Women who yearned for Heaven had to cancel out their sexual sel­ves by being rigorously filthy. One famous virgin, Sylvia, suffered extreme1y poor health by the age of sixty because she washed only the tip of her fingers. An anchorite in the desert believed he was having a vision of Satan himself when he saw a naked creature, black with filth, and white hair floating behind. It was the once beautiful St Mary of Egypt who had expiated for her sins for 47 years. Today pious women can achieve Heaven more healthfully, but they must cover those parts of their anatomy which men have decided are sinful by dressing in long garments and hiding their hair, going clean-shaven or plucking it out one by one.

Western ascetism promoted celibacy for reward in Heaven. Eastern asceticism uses tapasya, rigorous piety and sexual abstinence to enhance a person's intellectual powers. It endows yogis with supernatural power over other humans and Nature. This sublimation of the sexual impulse has given rise to bizarre folklore in our country which would fill volumes. Hatha Yoga has the Vajroli Mudra which enables a man to suck mil, water and mercury through the penis. This mix taken in reverse makes a man immortal. Ancient texts say that those whose sperm travels upwards are like gods. Semen ejaculated into a woman and drawn back also ensures immortality. Women cannot perform these remarkable feats because they are defectively designed.

Celibacy in all Indian religions is seen as a pious necessity and many practitioners even screen themselves off from the sight of women. Asceticism has a long tradition in India. Among the Jews the Essene sect regarded sexualintercourse as impure and sinful. Some scholars believe Christ was an Essene. Stoicism abhorred sex. St Paul preached celibacy (and possibly emasculation) as the best way to Salvation. He found it regrettable that men needed to marry at all.

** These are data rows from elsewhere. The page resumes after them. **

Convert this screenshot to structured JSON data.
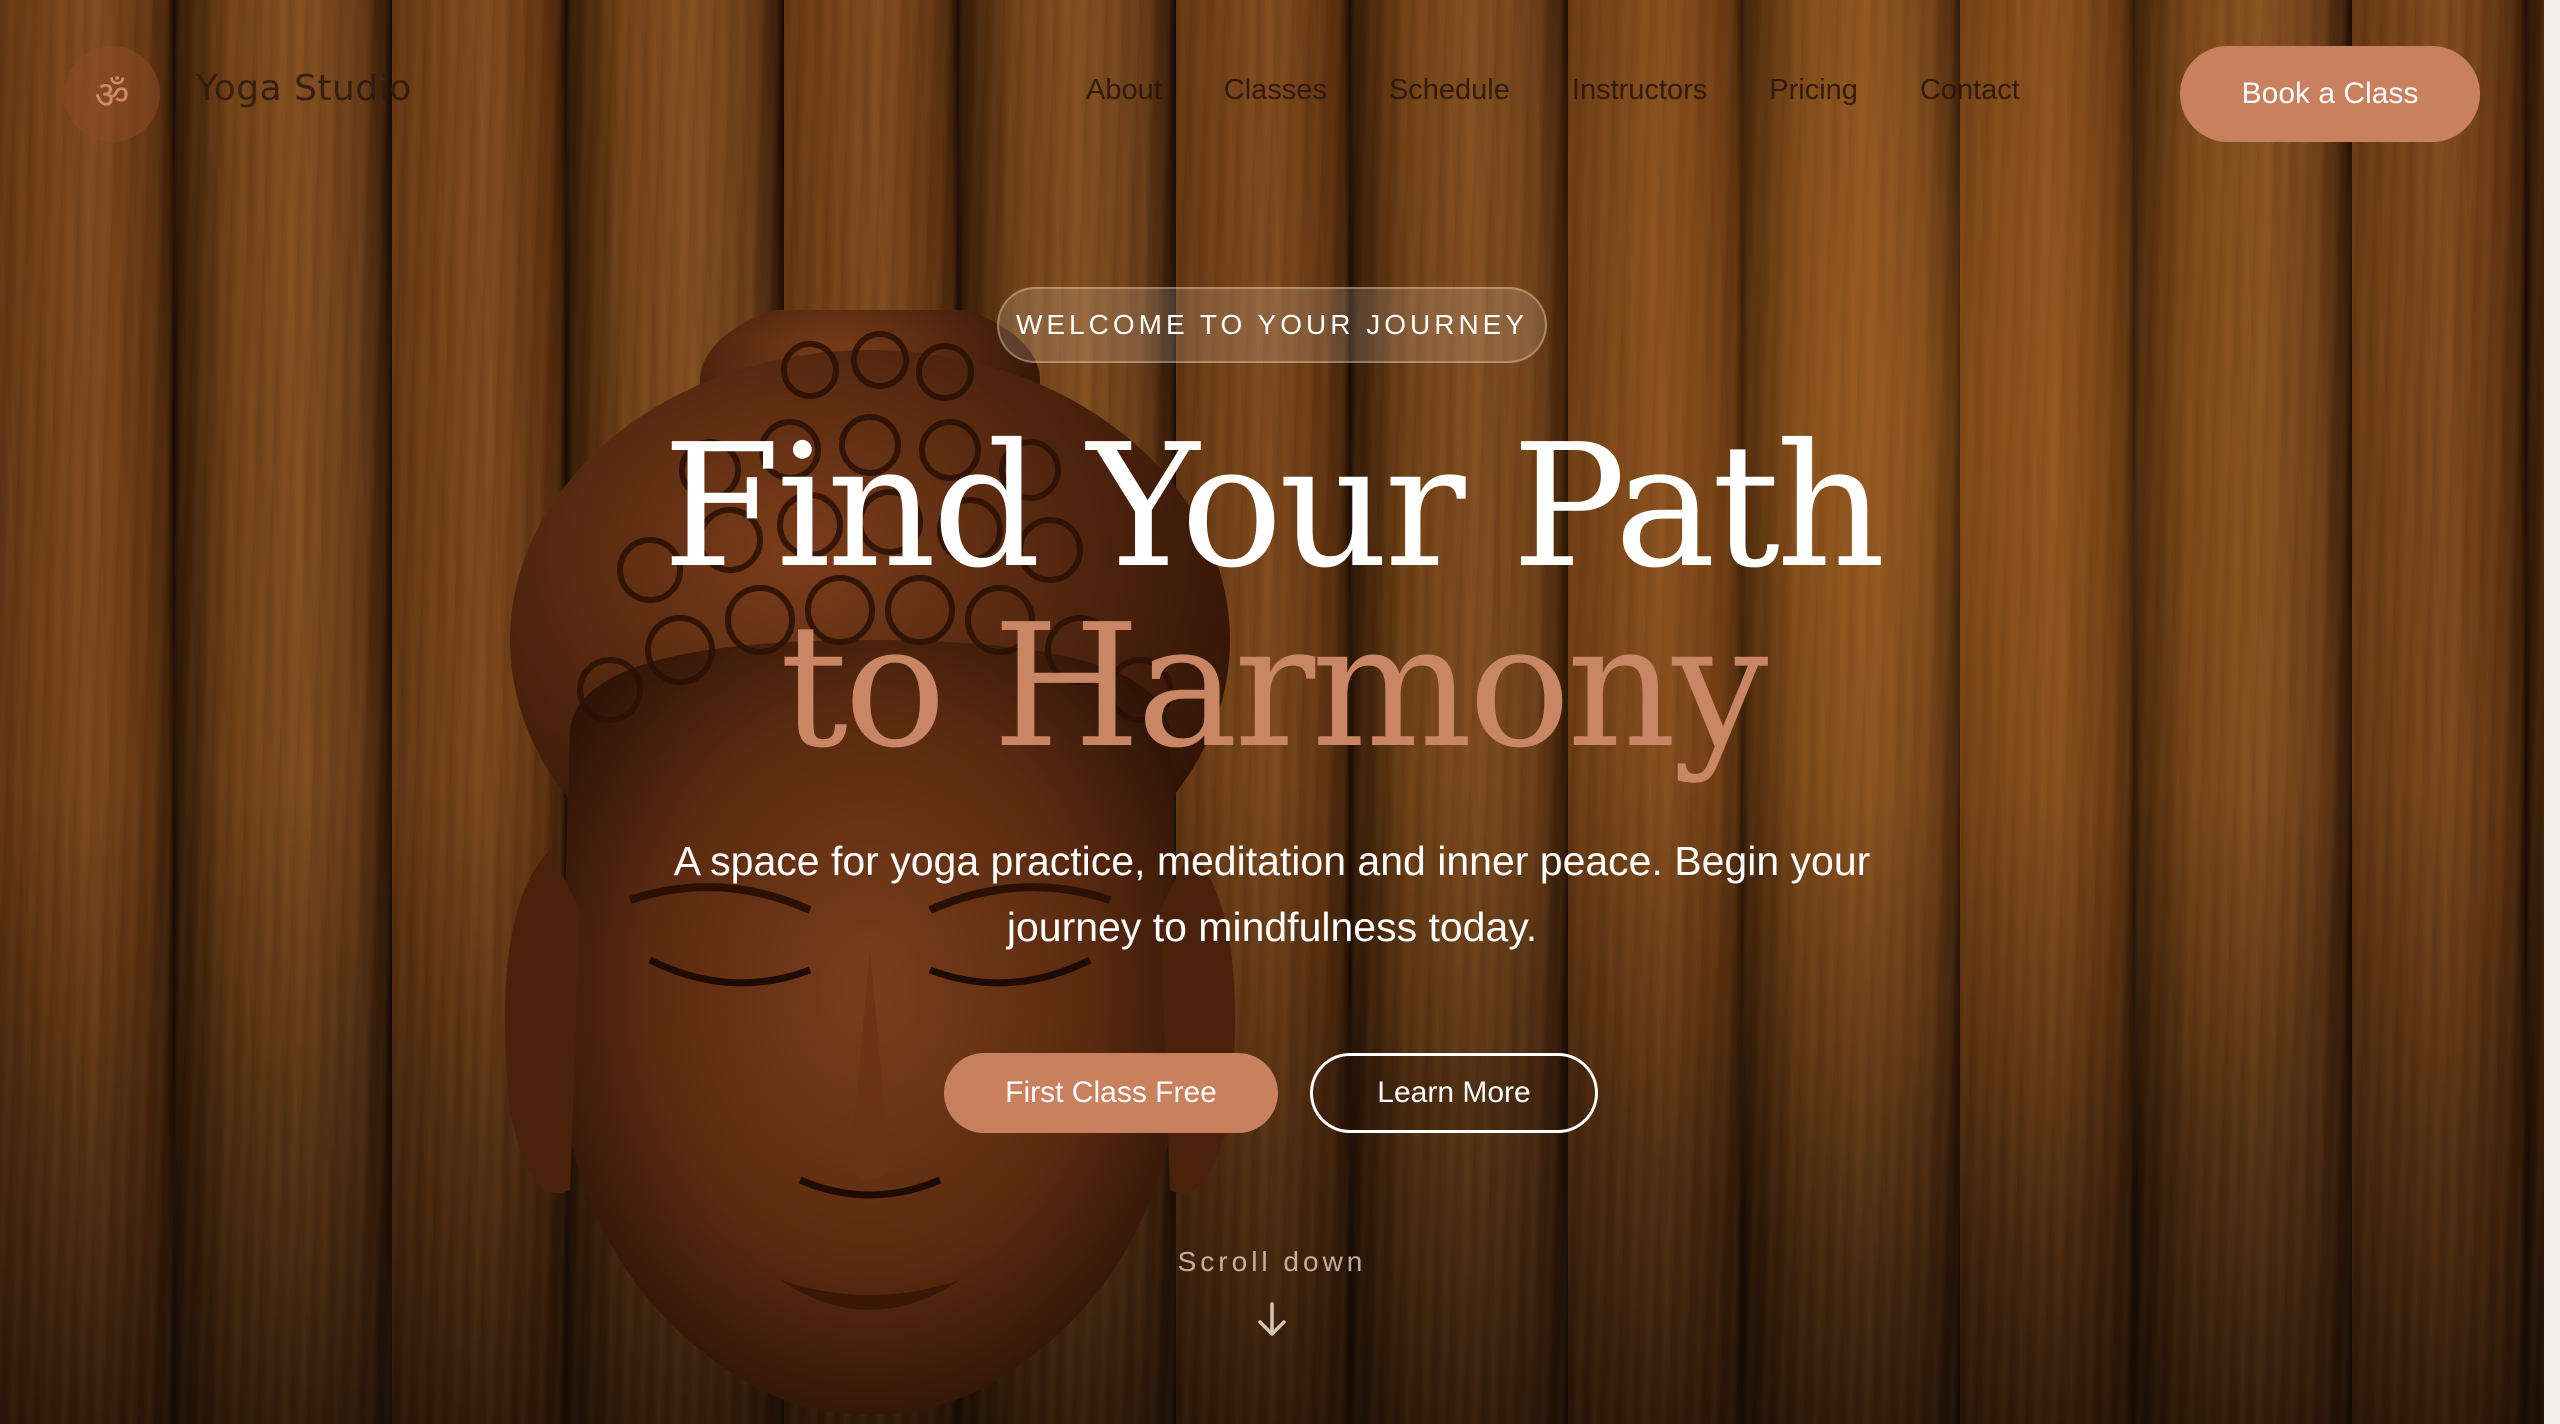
{
  "nav": {
    "logo_glyph": "ॐ",
    "brand": "Yoga Studio",
    "links": [
      "About",
      "Classes",
      "Schedule",
      "Instructors",
      "Pricing",
      "Contact"
    ],
    "cta": "Book a Class"
  },
  "hero": {
    "badge": "WELCOME TO YOUR JOURNEY",
    "title_line1": "Find Your Path",
    "title_line2": "to Harmony",
    "subtitle": "A space for yoga practice, meditation and inner peace. Begin your journey to mindfulness today.",
    "primary_cta": "First Class Free",
    "secondary_cta": "Learn More",
    "scroll_label": "Scroll down"
  },
  "colors": {
    "accent": "#c9805f",
    "title_accent": "#c98665",
    "text": "#ffffff"
  },
  "icons": {
    "logo": "om-icon",
    "scroll": "arrow-down-icon"
  }
}
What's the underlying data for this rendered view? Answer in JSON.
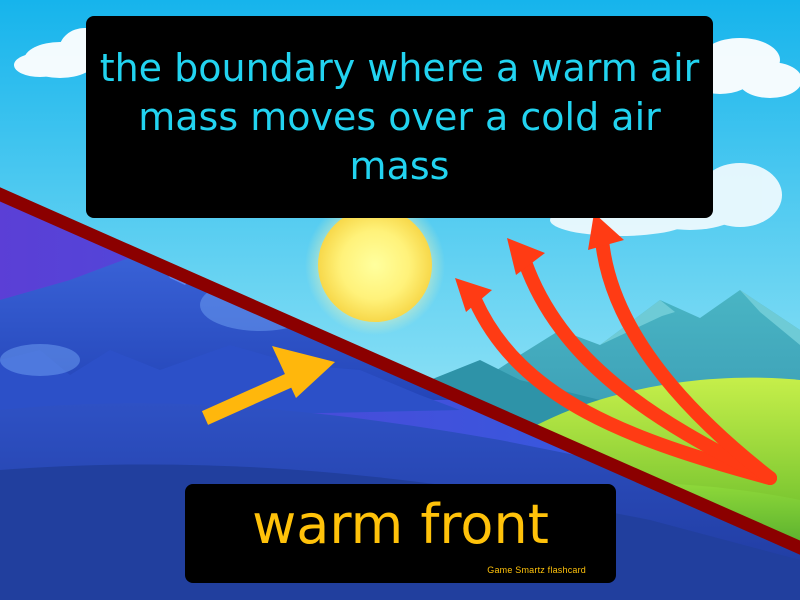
{
  "card": {
    "definition": "the boundary where a warm air mass moves over a cold air mass",
    "term": "warm front",
    "footer": "Game Smartz flashcard"
  },
  "colors": {
    "definition_text": "#22d3f0",
    "term_text": "#ffc20a",
    "panel_background": "#000000",
    "front_line": "#8b0000",
    "warm_arrows": "#ff3b14",
    "cold_arrow": "#ffb70c"
  },
  "icons": [
    "sun-icon",
    "cloud-icon",
    "mountain-icon",
    "arrow-icon"
  ]
}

The neo-Platon­ists were as ascetic as the Christians, and Manicheism, which saw good and evil as a conflict between darkness and light, spread from Persia to influence European thought. Manes (215-275 AD) preached strict asceticism, including abstinence from all kinds of flesh. Even St Au­gustine was one of his followers.

Priapus
The use and abuse of sex in religion is found the world over - in "civilized" cultures as in "primitive" tribal ones. From the cults of ancient fertility goddesses, phallic worship and orgies surrounding procreative gods like Priapus, vestal virgins dedicated to deities, temple prostitution and our own devadasi system in which credulous wo­men believe they are serving Yellamma when sold into Bombay brothels,  down to weird superstitions surrounding the magical properties of semen hymeneal blood and menstruation. One need not be a traveller from outer space to note and marvel at the manner in which Homo sapiens wallows in laughable mix of infantilism regarding his sexuality and an astonishing arrogance. Cosmic significance is attached to the act of copulation in tantrik cults of ecstasy, but a suitable abhorrence of it is a sure way to salvation in religions which claim to be highly moral.

Undoubtedly, the religious emphasis on celibacy, and the male chauvinism of the anti-sex element in the practice of piety, is largely responsible for the traditional denigration of women, with odium attached to their bodies.

Primitive superstition still survives in our personal laws which deny women sexual equality, control of their own fertility, the right to contraception, the right to join the priesthood, and all those laws binding marriage and divorce which victimize them.

If our simian cousins got a small hint of what awaits them were they to cross the small genetic divide that sets them apart from humans, they would not care to opt even for observer status at the United Nations. Being human is far too perilous a proposition.